Além da teoria associacionista, diversos estudos comprovam que o gênero

expressivo é essencialmente a fala transcrita, motivo pelo qual a criança inicialmente

realiza a escrita nesse gênero, muito embora ressalvando que a escrita expressiva ainda

é muito diferente da fala, pelas condições de produção. Ou seja, na fala existe uma

situação cara a cara, com posição imediata por parte do ouvinte. Já a escrita é um ato

solitário, tendo o escritor que se preocupar com o seu leitor visual.

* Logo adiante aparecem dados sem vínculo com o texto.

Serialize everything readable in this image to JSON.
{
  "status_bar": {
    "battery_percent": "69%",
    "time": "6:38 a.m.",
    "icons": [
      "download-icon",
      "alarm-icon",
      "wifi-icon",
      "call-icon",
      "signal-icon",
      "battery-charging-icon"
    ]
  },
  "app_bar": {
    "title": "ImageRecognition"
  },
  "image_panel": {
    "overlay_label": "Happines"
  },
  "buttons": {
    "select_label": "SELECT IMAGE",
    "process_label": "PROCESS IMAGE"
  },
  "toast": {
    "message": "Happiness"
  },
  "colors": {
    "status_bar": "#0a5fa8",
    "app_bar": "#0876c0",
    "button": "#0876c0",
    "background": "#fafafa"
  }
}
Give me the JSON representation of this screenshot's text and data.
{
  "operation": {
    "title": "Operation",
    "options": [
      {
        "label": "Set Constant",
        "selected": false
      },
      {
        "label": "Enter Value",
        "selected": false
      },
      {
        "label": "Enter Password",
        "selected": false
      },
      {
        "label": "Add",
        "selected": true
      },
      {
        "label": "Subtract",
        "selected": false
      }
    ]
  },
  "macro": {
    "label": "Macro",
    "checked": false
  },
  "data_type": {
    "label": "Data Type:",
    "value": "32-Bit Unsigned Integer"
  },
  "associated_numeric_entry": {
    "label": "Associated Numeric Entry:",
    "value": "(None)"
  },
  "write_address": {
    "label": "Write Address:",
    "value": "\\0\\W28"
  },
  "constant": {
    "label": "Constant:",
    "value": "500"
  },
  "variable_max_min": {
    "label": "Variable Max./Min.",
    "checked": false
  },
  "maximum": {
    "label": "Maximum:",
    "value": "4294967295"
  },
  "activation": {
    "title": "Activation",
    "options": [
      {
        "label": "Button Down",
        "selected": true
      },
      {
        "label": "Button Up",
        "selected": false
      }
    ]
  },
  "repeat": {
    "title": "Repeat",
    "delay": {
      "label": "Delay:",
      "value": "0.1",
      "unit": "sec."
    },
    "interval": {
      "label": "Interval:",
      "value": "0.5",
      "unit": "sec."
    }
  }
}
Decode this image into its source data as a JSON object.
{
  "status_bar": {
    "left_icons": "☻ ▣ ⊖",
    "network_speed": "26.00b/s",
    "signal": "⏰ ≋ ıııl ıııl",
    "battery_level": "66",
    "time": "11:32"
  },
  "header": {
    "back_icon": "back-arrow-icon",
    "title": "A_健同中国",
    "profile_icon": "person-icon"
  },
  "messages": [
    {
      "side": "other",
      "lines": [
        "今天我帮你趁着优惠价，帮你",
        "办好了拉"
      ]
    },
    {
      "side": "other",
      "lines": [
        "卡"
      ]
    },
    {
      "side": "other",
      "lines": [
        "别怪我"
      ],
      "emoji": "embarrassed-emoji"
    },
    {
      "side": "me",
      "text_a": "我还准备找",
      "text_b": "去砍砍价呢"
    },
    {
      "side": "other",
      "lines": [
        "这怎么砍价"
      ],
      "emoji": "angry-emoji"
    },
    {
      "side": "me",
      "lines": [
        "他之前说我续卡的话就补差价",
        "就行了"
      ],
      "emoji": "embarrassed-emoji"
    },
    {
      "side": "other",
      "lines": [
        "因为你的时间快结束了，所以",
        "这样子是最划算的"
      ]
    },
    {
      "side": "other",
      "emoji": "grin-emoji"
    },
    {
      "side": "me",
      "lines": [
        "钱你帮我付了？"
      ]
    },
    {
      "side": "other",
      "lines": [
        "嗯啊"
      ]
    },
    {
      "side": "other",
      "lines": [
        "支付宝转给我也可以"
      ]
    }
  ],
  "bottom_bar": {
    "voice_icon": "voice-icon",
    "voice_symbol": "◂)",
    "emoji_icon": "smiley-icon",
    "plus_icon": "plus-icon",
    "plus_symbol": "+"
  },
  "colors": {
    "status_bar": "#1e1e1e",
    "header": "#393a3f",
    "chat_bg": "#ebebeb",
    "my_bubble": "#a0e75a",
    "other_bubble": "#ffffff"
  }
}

Desta forma, o desenvolvimento da escrita parece ainda seguir alguns princípios

já postulados para a aquisição da fala. Por isso, as propostas construtivistas dos

estudiosos aqui explícitas assumem a interação como lugar de transformação, com o

compromisso de responder teoricamente sobre o papel do outro - interlocutor

alfabetizado, do iniciante - alfabetizando, e por isso mesmo sobre as práticas

discursivas, escolares ou não, em que o texto escrito está de alguma forma em questão.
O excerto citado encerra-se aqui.